Nel caso in esame, la ricorrente si è limitata a riferire di aver depositato il 19 luglio 2019 una memoria illustrativa ‘con allegata la documentazione già prodotta in sede amministrativa a sostegno del diritto alla restituzione dell’IVA ed attestante quindi la prova della esistenza del credito e della operatività della società; tutta la documentazione offerta in allegato alla memoria si aggiungeva, e riguardava, quindi, i documenti attestanti l’esistenza del credito già offerti con l’istanza del 9 gennaio 2018 e non esaminati dall’Ufficio’; ma del contenuto della documentazione manca qualsivoglia specificazione (in controricorso, peraltro -a pag. 7-, l’Agenzia sottolinea che la documentazione in questione era comunque incompleta).
La motivazione della decisione avversata non scende quindi al di sotto del ‘minimo costituzionale’. La sentenza d’appello, infatti,
reca a proprio supporto una trama argomentativa idonea a sorreggerla sul piano della ratio decidendi . Quest’ultima attiene, in particolare, alla mancata prova dei presupposti del rimborso invocato. Mette in conto evidenziare che ‘ in seguito alla riformulazione dell’art. 360, comma 1, n. 5, c.p.c., disposta dall’art. 54 del d.l. n. 83 del 2012, conv., con modif., dalla l. n. 134 del 2012, non sono più ammissibili nel ricorso per cassazione le censure di contraddittorietà e insufficienza della motivazione della sentenza di merito impugnata, in quanto il sindacato di legittimità sulla motivazione resta circoscritto alla sola verifica del rispetto del «minimo costituzionale» richiesto dall’art. 111, comma 6, Cost., che viene violato qualora la motivazione sia totalmente mancante o meramente apparente, ovvero si fondi su un contrasto irriducibile tra affermazioni inconcilianti, o risulti perplessa ed obiettivamente incomprensibile, purché il vizio emerga dal testo della sentenza impugnata, a prescindere dal confronto con le risultanze processuali ‘ (Cass. n. 7090 del 2022; Cass. n. 22598 del 2018).

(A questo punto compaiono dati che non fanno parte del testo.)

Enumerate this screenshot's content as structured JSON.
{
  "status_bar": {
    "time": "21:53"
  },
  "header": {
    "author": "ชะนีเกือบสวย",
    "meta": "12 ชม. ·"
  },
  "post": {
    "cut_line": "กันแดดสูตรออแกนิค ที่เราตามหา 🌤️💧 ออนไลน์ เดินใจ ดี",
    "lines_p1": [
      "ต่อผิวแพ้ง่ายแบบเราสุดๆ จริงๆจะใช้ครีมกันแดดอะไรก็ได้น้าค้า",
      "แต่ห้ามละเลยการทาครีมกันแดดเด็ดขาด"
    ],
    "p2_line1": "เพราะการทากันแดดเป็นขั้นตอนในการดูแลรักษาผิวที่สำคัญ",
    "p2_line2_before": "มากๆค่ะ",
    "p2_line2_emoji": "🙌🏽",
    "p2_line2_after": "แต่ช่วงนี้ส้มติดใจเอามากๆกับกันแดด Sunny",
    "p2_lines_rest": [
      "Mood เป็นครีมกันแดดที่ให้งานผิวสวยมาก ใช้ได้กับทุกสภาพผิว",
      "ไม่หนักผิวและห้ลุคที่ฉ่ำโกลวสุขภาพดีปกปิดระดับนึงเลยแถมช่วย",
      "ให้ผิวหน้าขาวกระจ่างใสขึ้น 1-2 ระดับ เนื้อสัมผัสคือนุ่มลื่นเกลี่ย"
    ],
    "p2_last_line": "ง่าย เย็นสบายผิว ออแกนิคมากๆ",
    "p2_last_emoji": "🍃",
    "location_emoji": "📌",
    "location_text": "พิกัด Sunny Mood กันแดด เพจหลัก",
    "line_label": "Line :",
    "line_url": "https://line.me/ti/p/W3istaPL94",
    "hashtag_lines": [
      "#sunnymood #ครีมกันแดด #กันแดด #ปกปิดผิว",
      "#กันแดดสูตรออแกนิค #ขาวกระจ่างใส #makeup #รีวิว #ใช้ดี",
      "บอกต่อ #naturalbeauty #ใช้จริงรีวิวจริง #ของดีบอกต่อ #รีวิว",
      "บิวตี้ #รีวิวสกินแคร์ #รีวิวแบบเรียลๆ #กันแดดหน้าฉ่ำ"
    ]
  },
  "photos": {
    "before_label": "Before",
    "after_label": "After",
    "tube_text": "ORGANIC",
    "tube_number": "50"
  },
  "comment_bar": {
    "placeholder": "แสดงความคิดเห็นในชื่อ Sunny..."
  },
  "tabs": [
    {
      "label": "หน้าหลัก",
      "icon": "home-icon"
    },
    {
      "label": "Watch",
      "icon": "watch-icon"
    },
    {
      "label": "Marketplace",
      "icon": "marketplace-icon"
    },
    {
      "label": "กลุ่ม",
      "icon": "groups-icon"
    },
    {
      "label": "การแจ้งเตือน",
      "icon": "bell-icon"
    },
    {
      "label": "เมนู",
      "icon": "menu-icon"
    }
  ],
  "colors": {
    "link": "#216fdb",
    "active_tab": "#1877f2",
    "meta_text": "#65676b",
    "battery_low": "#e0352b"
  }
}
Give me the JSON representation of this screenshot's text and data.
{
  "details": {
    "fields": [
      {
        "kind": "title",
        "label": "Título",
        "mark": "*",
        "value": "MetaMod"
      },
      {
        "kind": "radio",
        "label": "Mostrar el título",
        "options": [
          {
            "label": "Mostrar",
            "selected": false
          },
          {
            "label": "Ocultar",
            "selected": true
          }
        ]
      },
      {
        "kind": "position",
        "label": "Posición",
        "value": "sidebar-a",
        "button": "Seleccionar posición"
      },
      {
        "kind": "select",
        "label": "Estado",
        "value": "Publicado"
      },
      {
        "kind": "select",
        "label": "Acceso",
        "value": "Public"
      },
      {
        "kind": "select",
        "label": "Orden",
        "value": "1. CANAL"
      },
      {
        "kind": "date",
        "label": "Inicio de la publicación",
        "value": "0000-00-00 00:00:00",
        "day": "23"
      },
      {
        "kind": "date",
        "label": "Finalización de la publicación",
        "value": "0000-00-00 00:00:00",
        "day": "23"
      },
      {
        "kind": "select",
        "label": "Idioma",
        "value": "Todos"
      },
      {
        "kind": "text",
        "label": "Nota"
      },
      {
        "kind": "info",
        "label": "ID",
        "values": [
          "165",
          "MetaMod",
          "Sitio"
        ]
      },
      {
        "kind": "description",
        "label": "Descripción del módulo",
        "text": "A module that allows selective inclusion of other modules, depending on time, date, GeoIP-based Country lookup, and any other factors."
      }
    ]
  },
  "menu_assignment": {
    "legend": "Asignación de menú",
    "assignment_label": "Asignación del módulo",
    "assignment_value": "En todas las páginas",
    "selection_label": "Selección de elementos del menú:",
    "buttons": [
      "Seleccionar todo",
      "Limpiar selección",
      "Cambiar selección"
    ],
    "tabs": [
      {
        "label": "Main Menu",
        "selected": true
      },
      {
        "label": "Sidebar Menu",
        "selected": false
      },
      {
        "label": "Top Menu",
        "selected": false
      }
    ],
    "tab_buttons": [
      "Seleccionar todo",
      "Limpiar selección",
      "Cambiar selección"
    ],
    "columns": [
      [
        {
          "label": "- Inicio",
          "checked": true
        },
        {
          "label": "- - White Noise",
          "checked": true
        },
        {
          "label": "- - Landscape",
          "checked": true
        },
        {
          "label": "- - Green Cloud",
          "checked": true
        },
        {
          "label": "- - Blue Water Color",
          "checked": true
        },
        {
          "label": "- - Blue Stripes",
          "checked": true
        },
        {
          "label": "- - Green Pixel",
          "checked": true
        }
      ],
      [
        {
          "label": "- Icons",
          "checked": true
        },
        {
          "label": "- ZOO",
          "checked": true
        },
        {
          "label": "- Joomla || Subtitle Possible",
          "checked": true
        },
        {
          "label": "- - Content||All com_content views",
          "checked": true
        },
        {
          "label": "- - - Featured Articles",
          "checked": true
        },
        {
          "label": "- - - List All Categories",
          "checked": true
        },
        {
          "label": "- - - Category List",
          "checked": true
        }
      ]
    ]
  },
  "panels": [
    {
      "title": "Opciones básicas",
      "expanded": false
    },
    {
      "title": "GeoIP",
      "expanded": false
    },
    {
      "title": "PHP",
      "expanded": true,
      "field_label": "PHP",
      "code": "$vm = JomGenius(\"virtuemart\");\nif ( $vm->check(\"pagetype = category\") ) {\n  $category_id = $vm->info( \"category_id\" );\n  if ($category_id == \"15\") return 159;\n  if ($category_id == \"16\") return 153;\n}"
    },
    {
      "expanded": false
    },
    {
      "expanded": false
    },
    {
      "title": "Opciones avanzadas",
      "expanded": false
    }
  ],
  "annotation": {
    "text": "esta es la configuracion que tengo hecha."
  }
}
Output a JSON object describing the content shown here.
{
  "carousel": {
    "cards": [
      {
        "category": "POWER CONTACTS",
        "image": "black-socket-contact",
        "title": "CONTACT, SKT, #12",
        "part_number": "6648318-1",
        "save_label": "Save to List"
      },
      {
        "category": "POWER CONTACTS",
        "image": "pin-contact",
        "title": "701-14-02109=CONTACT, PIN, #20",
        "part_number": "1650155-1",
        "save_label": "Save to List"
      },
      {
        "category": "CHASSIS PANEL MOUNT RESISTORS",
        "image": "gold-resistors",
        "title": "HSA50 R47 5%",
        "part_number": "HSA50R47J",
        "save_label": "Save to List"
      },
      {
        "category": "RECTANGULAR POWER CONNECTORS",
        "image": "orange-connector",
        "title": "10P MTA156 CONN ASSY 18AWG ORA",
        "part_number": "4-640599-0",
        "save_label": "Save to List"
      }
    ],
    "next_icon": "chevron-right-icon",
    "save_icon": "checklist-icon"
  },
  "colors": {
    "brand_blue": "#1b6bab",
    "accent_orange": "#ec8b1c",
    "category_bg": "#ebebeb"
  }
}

Il secondo motivo rimane assorbito.
Il rigetto del primo comporta l’assorbimento di tale mezzo, che invero concerne l’altra ratio alla base della sentenza resa dal giudice del gravame di merito.
Il terzo motivo è infondato.
Anzitutto, va segnalato, il giudice d’appello ha condannato l’appellata ‘al pagamento delle spese di entrambi i gradi di giudizio liquidate in € 3000 per ciascun grado’: risulta per conseguenza inconferente il precedente di questa Corte citato in ricorso (Cass. n. 18905 del 2017), che ha affermato la necessità di calibrare la liquidazione per ogni grado di giudizio.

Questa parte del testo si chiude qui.